Mr Pennock referred to scientific papers: the judge was shown some scientific papers in the bundle, but there was no need for him to review them in his judgment. The decision really came down to an evaluation of the evidence, including the live evidence, of Professor Threlfall and Dr Gant. Put another way, there was nothing in the scientific literature which compelled the judge to find in the Appellant’s favour on the cyclospora issue. Mr Pennock also said that the scientific evidence proved on a balance of probabilities that the Appellant had ingested cyclospora. With respect, this is simply an assertion. The evidence of the expert microbiologists was expert evidence, and the judge was entitled to prefer Dr Gant’s evidence.

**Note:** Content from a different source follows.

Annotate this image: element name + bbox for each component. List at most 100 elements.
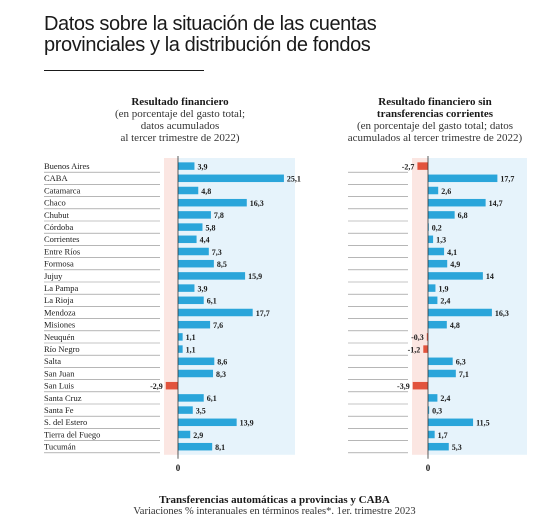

Mr Pennock submitted that the judge failed to deal with the potential explanations for the different laboratory results. There were two such potential explanations raised with me by Mr Pennock. The first was that cyclospora oocytes were low shedding and so there may have been one or two in the slide that the regional laboratory examined, but none in the slide from the same stool sample that the national reference laboratory examined. This was not put to Dr Gant, and there was no scientific evidence for this proposition. Professor Threlfall’s point was something different, namely that oocytes can degrade or disappear in the course of a week. Mr Pennock also said that there was evidence that the different laboratories used different techniques. In fact, however, Dr Gant said that the techniques used were similar, but, in any event, if different techniques were used, this is not in itself a reason to favour the first test over the second. There was clear evidence that the national reference laboratory was more expert at this type of testing.

I accept that there is a point in the judgment at paragraph 70, at which the judge referred to Dr Gant’s lab and Professor Threlfall’s lab. This was a slip. The national reference laboratory was, in a sense, Dr Gant’s lab, but Professor Threlfall had no connection to the regional laboratory. In fact, Professor Threlfall had been retired since 2010. However, it is clear what the judge meant: the reference to “Professor Threlfall’s lab” was plainly a reference to the regional laboratory which was Professor Threlfall’s lab in the sense that Professor Threlfall was advancing the view that the regional laboratory’s result was to be preferred. In any event, even if, contrary to my view, the judge had thought for a moment that Professor Threlfall had a connection with the regional laboratory, this had no significance for the judge’s reasoning.

Finally, on the cyclospora issue, Mr Pennock said that Dr Gant’s view that national reference laboratory was more expert and experienced than the regional laboratory was an unsubstantiated assertion, without evidence. This is not the case. Dr Gant is an expert microbiologist and the Clinical Director at the hospital at which the national reference laboratory is based. He was very well placed, in light of his expertise and experience, to opine on these matters. He explained his views on this matter.